Gayuh Tri Pinjungwati01 Des 2020, 11:15 WIB
Diperbarui 01 Des 2020, 11:15 WIB
natal

Fimela.com, Jakarta Di masa pandemik seperti saat ini, banyak negara yang memberlakukan pembatasan. Hal ini dilakukan untuk mengurangi jumlah angka penyebaran virus corona. Sejak kemunculan wabah ini, sebagian besar negara juga mengharuskan banyak orang tetap tinggal di rumah. Karena terlalu lama mereka menghabiskan banyak waktu di rumah, mereka memanfaatkan beberapa momen untuk berbelanja kado perayaan Natal. Seperti berita baru-baru ini, di Amerika sebagian besar orang melakukan belanja untuk Natal sebulan sebelum Desember.

Melansir dari people.com (1/12), berdasarkan survei, 6 dari 10 orang Amerika berharap untuk mendapatkan lebih banyak hadiah dari orang yang mereka cintai pada musim liburan dan perayaan Natal. Sebuah survei yang dilakukan terhadap 2.000 orang Amerika menemukan bahwa untuk membuat musim liburan ini lebih berkesan, banyak orang yang mulai belanja pada bulan September.

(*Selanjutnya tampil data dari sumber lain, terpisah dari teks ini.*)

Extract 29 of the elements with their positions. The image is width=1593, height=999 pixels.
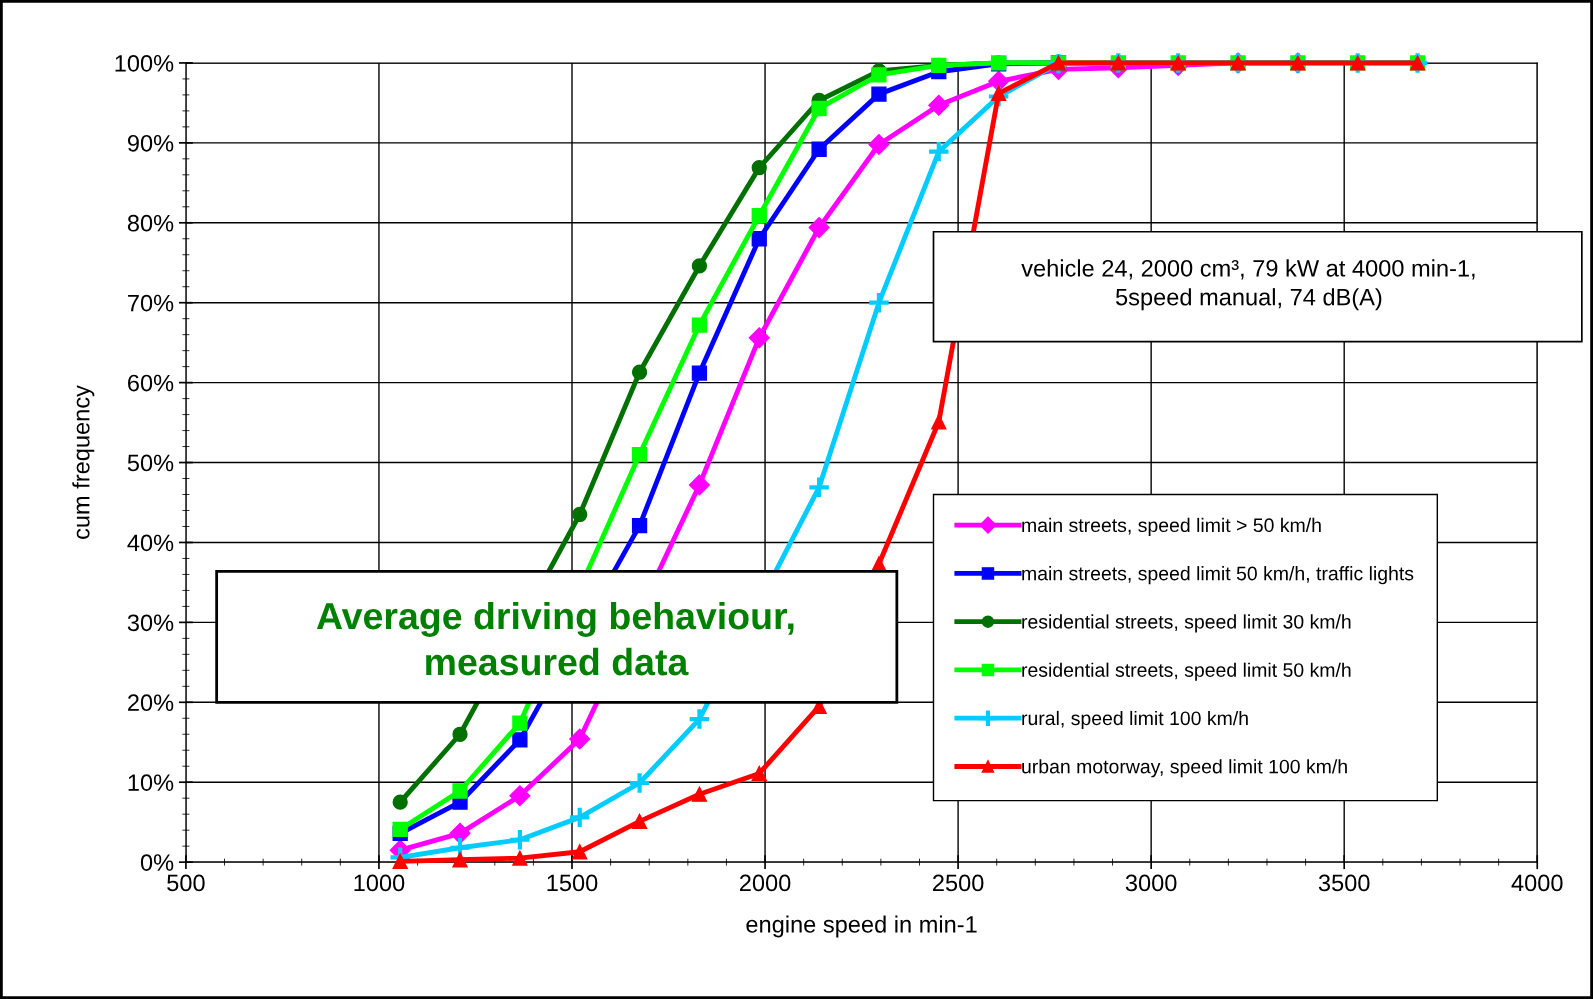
x-tick-label: 3500 <box>1318 874 1370 892</box>
y-tick-label: 50% <box>127 454 174 472</box>
annotation: Average driving behaviour, measured data <box>316 601 794 676</box>
legend-label: residential streets, speed limit 30 km/h <box>1022 614 1351 633</box>
legend-label: rural, speed limit 100 km/h <box>1022 710 1248 730</box>
y-tick-label: 0% <box>140 854 174 871</box>
y-tick-label: 30% <box>127 614 174 632</box>
y-axis-title: cum frequency <box>72 385 95 539</box>
annotation: vehicle 24, 2000 cm³, 79 kW at 4000 min-1, 5speed manual, 74 dB(A) <box>1021 259 1475 311</box>
y-tick-label: 100% <box>115 55 174 72</box>
x-tick-label: 4000 <box>1511 874 1563 892</box>
y-tick-label: 70% <box>128 294 174 312</box>
legend-label: main streets, speed limit 50 km/h, traffic lights <box>1022 566 1414 585</box>
x-axis-title: engine speed in min-1 <box>746 915 977 938</box>
x-tick-label: 1000 <box>354 874 405 892</box>
y-tick-label: 10% <box>128 774 174 791</box>
x-tick-label: 3000 <box>1125 874 1177 892</box>
x-tick-label: 2000 <box>739 874 791 892</box>
x-tick-label: 500 <box>167 874 205 892</box>
legend-label: residential streets, speed limit 50 km/h <box>1022 662 1351 681</box>
legend-label: main streets, speed limit > 50 km/h <box>1022 517 1321 536</box>
legend-label: urban motorway, speed limit 100 km/h <box>1022 759 1347 778</box>
y-tick-label: 90% <box>127 134 174 152</box>
x-tick-label: 1500 <box>547 874 598 892</box>
y-tick-label: 40% <box>127 534 174 552</box>
x-tick-label: 2500 <box>933 874 984 892</box>
y-tick-label: 60% <box>128 374 174 392</box>
y-tick-label: 80% <box>127 214 174 232</box>
y-tick-label: 20% <box>128 694 174 712</box>
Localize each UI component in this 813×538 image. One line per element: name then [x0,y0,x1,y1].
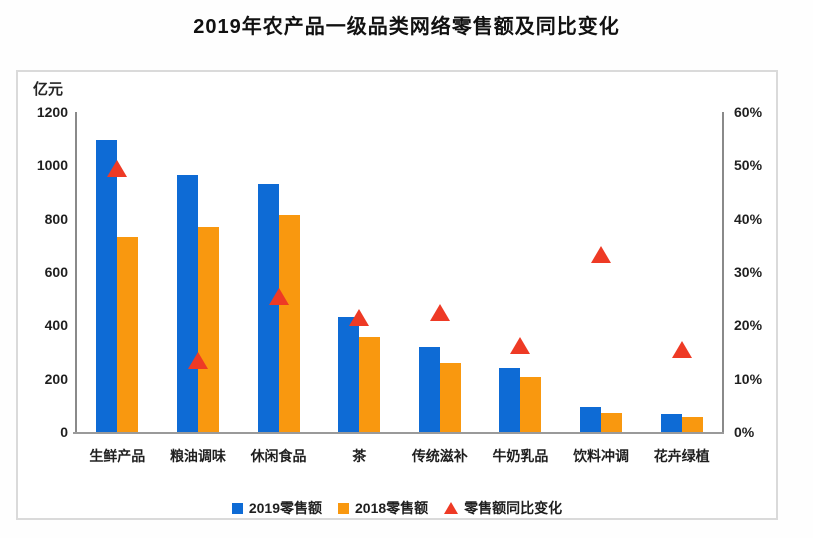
growth-triangle-marker [671,340,692,358]
legend-swatch-triangle [444,502,459,514]
y-left-tick-label: 800 [44,210,68,227]
y-left-tick-label: 0 [60,424,68,440]
y-left-tick-label: 600 [44,264,68,280]
chart-box: 亿元 2019零售额 2018零售额 零售额同比变化 0 200 400 600 800 10… [16,70,778,520]
plot-area [77,112,722,432]
legend-item: 2019零售额 [231,498,322,518]
legend-item: 零售额同比变化 [444,498,562,518]
legend-item-label: 2019零售额 [248,500,322,516]
growth-triangle-marker [591,245,612,263]
growth-triangle-marker [510,336,531,354]
bar-2018 [359,336,381,432]
bar-2019 [176,174,198,432]
y-right-tick-label: 40% [734,210,763,227]
y-right-tick-label: 60% [734,104,763,120]
x-axis-line [73,432,724,434]
legend-item: 2018零售额 [338,498,428,518]
x-axis-category-label: 休闲食品 [250,448,307,464]
y-left-tick-label: 200 [44,370,68,387]
chart-legend: 2019零售额 2018零售额 零售额同比变化 [18,498,776,518]
bar-2019 [96,140,118,432]
x-axis-category-label: 饮料冲调 [573,448,630,464]
y-right-tick-label: 20% [734,317,763,334]
x-axis-category-label: 茶 [352,448,367,464]
x-axis-category-label: 生鲜产品 [89,448,146,464]
x-axis-category-label: 牛奶乳品 [492,448,549,464]
x-axis-category-label: 传统滋补 [411,448,468,464]
bar-2018 [520,377,542,432]
bar-2018 [439,362,461,432]
legend-item-label: 零售额同比变化 [464,500,563,516]
growth-triangle-marker [429,304,450,322]
bar-2018 [601,412,623,432]
left-axis-line [75,112,77,432]
growth-triangle-marker [187,351,208,369]
y-left-tick-label: 400 [44,317,68,334]
bar-2019 [580,406,602,432]
legend-item-label: 2018零售额 [355,500,429,516]
x-axis-category-label: 粮油调味 [169,448,226,464]
chart-title: 2019年农产品一级品类网络零售额及同比变化 [193,16,620,38]
y-axis-unit-label: 亿元 [33,81,64,98]
y-right-tick-label: 10% [734,370,763,387]
y-right-tick-label: 50% [734,157,763,174]
bar-2019 [338,317,360,432]
y-right-tick-label: 30% [734,264,763,280]
bar-2018 [197,226,219,432]
legend-swatch-square [338,502,349,514]
y-left-tick-label: 1000 [36,157,68,174]
legend-swatch-square [231,502,243,514]
bar-2018 [278,214,300,432]
bar-2019 [257,184,279,432]
y-right-tick-label: 0% [734,424,755,440]
growth-triangle-marker [349,309,370,327]
y-left-tick-label: 1200 [36,104,68,120]
right-axis-line [722,112,724,432]
x-axis-category-label: 花卉绿植 [653,448,710,464]
growth-triangle-marker [107,159,128,177]
growth-triangle-marker [268,287,289,305]
bar-2018 [681,417,703,432]
bar-2019 [418,346,440,432]
bar-2019 [499,368,521,432]
bar-2018 [117,237,139,432]
bar-2019 [660,414,682,432]
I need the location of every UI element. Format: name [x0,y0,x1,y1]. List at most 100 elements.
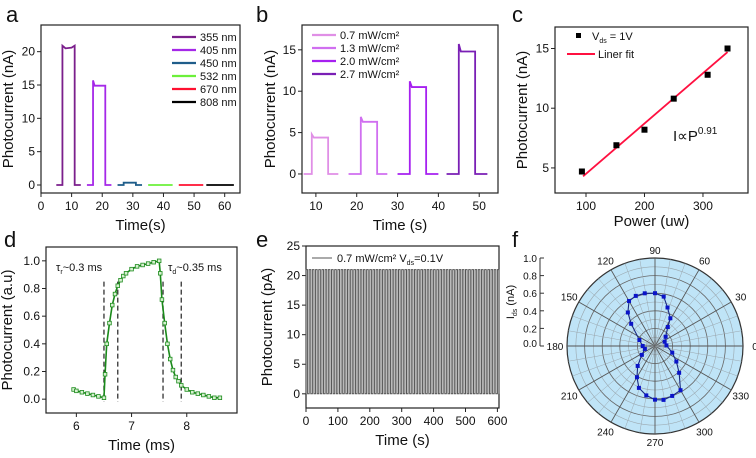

Studi yang dilakukan oleh OnePoll, melihat bagaimana orang Amerika melakukan belanja untuk keperluan Natal mereka selama tahun yang tidak biasa ini. Menurut hasil survei, semua kecuali 5% dari mereka yang disurvei berencana untuk memulai belanja liburan mereka sebelum Desember.

Karena akan ada penekanan yang lebih besar pada belanja online tahun ini, 71% mengatakan mereka berencana menghabiskan banyak waktu untuk menunggu penawaran dan diskon terbaik sebelum membeli apa pun. Sebagian besar mengatakan bahwa mereka berencana melakukan belanja di toko-toko besar yang mencakup semuanya untuk mengurangi berapa banyak perjalanan yang mereka lakukan.

Banyak Masyarakat yang Mengharpakan Kado Spesial dari Orang Tercinta

natal
Ilustrasi/copyrightshutterstock/gpointstudio

Sebagian besar responden merasa yakin bahwa mereka akan menemukan apa yang mereka butuhkan dengan berbelanja online, tetapi satu dari tiga 34% masih mengatakan bahwa mereka berencana untuk membeli setidaknya satu barang atau hadiah hanya di toko. Mayoritas setuju bahwa mereka berencana menggunakan layanan digital untuk mempermudah proses tersebut.

Tetapi sebagian dari mereka yang disurvei mengatakan, mereka secara khusus menabung untuk membuat liburan menjadi istimewa di tahun ini. Dalam survei ini juga menemukan bahwa rata-rata orang Amerika yang mengikuti survei, berencana menghabiskan $ 370 untuk membeli hadiah untuk orang yang mereka cintai.

Nah, kira-kira persiapan seperti apa yang dilakukan Sahabat Fimela untuk merayakan Natal di tahun 2020 yang penuh tidak kepastian ini?